In September 1912, white residents accused seven Black residents in Forsyth County, Georgia, of sexually assaulting two white women. As a result, white residents of the county lynched Rob Edwards in downtown Cumming. Shortly afterward, two Black teenagers, Ernest Knox and Oscar Daniel, were executed publicly following a conviction by an all-white jury for the rape and murder of Mae Crow. These accusations ignited a months-long campaign by white residents to forcibly expel Forsyth County’s Black population through violence, threats, and intimidation. By 1920, the more than 1,100 Black residents who once called Forsyth County home were gone.
Among those who fled were Ed and Jane Merritt with their four children, the youngest, Beatrice, being only four years old. They likely traveled on foot to Buford, Georgia. Shortly afterward, their fourth son, George “Ed” Merritt, was born on June 17, 1913. Ed Merritt Sr. and his oldest son Theodore worked as tanners at Bona Allen Tannery in Buford. For many fleeing residents, the tannery was the most convenient work they could find. By age 16, Ed Jr. was also a leather worker at the tannery. Ed Sr., Jane, and their older children never shared the details of the racial terror they experienced in Cumming. Like many in the first generation born after the racial cleansing in Forsyth County, Ed Jr. knew of Forsyth’s history but remained uninformed about his family’s specific experiences.
Ed Jr. served in the U.S. Army during World War II. While he was on active duty, his father died in 1945. Upon returning from service, he began working at a grocery store. According to the 1950 U.S. Census, Ed and his oldest son worked 60 hours a week at the store to support their family. Ed was a deacon and Sunday school teacher at Poplar Hill Baptist Church. His daughter, Candace Jones, described him as an incredibly hard worker and an exceptional father.
“He was a great father,” she said. “I was the last of six, so everybody always said I was the spoiled one. He went to all my ball games, band concerts, and everything I was in. He was there for me. I never had to ask him twice.”
Ed was born during a period of racial strife in American history. His parents raised him in the aftermath of the 1906 Atlanta Race Massacre, the racial cleansing in Forsyth, and amid a nationwide epidemic of lynchings. Candace is uncertain about what inspired her father, but at 55, Ed Merritt ran for Buford City Commissioner in 1968. He was the first African American to qualify as a candidate in Gwinnett County, according to the Atlanta Journal, and the first to seek election there. He ran against Noah Harrington, a business owner, property developer, and Buford tax assessor. Though Ed lost the election by 79 votes, he still garnered 45% of the vote.

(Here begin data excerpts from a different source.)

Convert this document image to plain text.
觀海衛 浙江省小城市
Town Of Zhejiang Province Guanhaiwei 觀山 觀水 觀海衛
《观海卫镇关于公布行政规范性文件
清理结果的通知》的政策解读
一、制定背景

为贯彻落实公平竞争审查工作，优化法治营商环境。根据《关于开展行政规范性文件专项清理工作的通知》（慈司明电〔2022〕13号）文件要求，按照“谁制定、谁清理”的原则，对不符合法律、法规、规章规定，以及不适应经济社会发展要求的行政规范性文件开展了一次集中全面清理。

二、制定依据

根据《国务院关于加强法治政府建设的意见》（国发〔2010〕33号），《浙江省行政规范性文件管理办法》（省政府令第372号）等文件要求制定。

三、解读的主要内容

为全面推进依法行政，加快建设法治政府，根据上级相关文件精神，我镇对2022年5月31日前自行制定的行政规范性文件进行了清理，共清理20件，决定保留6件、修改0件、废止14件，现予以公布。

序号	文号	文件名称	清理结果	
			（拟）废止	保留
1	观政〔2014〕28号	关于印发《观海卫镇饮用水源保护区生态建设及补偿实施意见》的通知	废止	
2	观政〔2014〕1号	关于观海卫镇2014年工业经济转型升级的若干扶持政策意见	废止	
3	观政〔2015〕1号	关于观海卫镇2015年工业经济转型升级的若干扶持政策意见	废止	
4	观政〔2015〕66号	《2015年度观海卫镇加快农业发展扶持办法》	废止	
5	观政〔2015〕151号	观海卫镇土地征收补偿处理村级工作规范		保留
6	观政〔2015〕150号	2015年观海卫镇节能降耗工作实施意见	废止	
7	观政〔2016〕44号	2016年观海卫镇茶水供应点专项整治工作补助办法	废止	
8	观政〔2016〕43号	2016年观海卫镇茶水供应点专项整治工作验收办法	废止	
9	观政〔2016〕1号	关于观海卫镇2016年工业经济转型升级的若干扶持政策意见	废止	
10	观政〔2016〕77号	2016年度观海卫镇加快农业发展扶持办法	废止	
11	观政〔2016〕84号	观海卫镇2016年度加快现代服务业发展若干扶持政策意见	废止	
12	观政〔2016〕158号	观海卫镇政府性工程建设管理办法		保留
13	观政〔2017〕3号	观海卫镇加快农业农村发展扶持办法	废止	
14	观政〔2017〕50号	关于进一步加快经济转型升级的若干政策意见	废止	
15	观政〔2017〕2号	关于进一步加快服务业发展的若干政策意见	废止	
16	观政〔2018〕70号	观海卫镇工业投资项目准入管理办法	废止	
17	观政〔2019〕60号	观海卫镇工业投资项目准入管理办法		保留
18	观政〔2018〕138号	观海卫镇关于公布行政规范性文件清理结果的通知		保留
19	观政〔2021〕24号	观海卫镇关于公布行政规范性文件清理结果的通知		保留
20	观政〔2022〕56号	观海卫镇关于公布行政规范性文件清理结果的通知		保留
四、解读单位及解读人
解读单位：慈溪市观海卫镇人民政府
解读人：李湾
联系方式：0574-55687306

The loss did not deter Ed. He continued his political endeavors. In 1973, he ran against Lee Wynn Jr. for a seat on the Buford School Board and won, receiving 60% of the vote. He was re-elected unopposed in 1975. During this period, African Americans across Georgia ran for local offices, integrated schools, and entered previously segregated spaces, challenging the implementation of the Brown v. Board of Education decision and the Civil Rights Acts of 1964 and 1965. Growing up in the shadow of racial violence, Ed Merritt spent his later years as a local champion of civil rights.

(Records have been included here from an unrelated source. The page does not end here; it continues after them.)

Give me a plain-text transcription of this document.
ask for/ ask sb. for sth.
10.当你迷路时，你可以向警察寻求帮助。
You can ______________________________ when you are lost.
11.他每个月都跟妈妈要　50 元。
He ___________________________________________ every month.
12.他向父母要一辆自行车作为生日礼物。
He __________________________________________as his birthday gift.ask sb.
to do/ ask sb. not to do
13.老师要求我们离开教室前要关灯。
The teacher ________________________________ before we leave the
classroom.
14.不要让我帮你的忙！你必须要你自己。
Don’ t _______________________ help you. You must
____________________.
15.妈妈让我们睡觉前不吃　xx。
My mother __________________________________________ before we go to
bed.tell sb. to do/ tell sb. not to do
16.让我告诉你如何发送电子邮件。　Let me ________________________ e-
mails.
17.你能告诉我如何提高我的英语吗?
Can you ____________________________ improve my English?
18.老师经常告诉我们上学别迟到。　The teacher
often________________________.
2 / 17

His legacy endures through his children and grandchildren, who recall the emphasis he placed on education and voting. He often told them, “Regardless of what you do, vote.” If anyone suggested that voting wouldn’t make a difference, he’d respond, “Yes, it will matter. It’ll matter to yourself to go out and vote.” In 2020, Olde Town Estates, a Buford subdivision, named streets after notable individuals and places in Buford’s history, including Ed Merritt Way, which is named after George “Ed” Merritt.